Abstract modeling of timing properties is often based on events. An event can be seen as a sequence of times. Timing constraints can then be expressed as constraints on events: an example is the TADL2 language that has been developed in the automotive domain.
Event-based constraints can express timing properties of implementations as well as timing requirements. An important step in timing verification is then to show that any events that comply with the properties of the implementation, i.e., that describe the timings of its possible behaviours, also satisfy the requirements.

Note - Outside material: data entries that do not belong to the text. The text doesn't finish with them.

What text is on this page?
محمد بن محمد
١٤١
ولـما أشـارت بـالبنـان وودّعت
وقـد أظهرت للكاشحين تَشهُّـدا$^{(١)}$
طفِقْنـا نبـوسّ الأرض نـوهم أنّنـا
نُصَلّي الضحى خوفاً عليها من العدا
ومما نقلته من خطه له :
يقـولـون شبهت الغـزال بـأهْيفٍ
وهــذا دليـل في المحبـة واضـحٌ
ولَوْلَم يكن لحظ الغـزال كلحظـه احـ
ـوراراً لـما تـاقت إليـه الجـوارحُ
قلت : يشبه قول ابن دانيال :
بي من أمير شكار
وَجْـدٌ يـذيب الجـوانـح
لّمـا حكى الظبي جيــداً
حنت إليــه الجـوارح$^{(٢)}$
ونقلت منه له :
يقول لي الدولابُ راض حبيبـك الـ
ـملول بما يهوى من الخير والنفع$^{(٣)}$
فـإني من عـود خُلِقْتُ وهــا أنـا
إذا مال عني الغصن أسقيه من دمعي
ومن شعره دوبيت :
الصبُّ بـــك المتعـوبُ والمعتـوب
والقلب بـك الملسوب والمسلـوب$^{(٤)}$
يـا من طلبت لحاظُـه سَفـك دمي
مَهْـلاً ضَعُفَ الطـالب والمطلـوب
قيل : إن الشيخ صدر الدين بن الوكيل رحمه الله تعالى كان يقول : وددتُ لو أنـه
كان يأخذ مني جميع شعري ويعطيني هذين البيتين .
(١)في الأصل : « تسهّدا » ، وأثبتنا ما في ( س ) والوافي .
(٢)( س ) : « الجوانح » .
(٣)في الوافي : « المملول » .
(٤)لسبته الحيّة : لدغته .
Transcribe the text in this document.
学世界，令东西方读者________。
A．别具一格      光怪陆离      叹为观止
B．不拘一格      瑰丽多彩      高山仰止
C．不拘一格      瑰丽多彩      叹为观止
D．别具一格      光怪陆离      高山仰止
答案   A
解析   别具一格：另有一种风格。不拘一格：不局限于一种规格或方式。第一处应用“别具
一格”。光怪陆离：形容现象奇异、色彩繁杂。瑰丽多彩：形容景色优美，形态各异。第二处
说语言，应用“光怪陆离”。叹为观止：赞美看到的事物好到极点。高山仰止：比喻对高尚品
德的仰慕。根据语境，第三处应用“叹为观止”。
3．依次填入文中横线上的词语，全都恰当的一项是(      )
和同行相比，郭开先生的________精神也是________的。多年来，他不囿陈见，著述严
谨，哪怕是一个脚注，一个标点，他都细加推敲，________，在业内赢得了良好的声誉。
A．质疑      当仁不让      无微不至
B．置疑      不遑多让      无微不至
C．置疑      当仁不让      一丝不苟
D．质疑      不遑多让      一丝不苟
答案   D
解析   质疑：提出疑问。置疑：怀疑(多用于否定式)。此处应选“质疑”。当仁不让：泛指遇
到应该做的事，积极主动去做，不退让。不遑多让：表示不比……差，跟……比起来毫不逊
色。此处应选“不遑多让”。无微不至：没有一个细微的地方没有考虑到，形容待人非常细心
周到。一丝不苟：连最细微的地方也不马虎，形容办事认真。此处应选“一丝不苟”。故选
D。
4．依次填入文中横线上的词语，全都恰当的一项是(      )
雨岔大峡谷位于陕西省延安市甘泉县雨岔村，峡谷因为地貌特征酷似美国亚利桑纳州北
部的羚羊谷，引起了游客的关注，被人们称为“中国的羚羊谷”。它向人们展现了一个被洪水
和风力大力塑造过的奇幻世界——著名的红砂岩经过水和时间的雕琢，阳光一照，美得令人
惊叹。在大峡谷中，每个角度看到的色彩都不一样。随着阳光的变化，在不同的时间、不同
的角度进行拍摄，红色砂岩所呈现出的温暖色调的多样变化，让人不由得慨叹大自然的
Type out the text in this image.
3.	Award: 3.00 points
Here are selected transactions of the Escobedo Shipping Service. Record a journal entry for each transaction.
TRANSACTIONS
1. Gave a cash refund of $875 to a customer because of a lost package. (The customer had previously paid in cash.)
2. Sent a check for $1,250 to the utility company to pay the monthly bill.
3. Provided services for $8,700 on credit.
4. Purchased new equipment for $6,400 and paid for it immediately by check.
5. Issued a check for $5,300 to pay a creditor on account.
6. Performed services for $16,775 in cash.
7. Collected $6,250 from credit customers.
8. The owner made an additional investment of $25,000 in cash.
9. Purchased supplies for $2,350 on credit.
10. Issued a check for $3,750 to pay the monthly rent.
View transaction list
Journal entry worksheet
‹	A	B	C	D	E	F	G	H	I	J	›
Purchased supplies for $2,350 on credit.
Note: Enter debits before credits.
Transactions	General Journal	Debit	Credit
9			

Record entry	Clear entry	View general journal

Real-time software is often organised as a set of periodically repeating tasks, especially in domains with time-critical systems like automotive and avionics. This implementation naturally yields periodic events, where each event occurrence belongs to a periodically repeating time window. An interesting question is then: if some events are periodic in this fashion, will they then fulfil a timing constraint that describes a timing requirement? We show, for a number of TADL2 timing constraints, how to translate this implication into an equivalent Presburger formula. Since Presburger logic is decidable, this yields an automated method to decide whether the periodic implementation satisfies the timing requirements or not. Initial experiments with a Presburger solver indicate that the method is practical.
Björn Lisper recieved his PhD from the Royal Institute of Technology in Stockholm in 1987. He has been full professor in Computer Engineering at Mälardalen University since 1999, where he leads the Programming Languages group. His research mostly deals with analysis of software, such as static analysis, program slicing, and the combination of static analysis and testing. In particular he has focussed his research on WCET analysis. He was the coordinator of the EU FP7 projects ALL-TIMES and APARTS, and he chaired the Cost Action TACLe.
Date & Time: Mon., October 22, 2018, 11:00 s.t.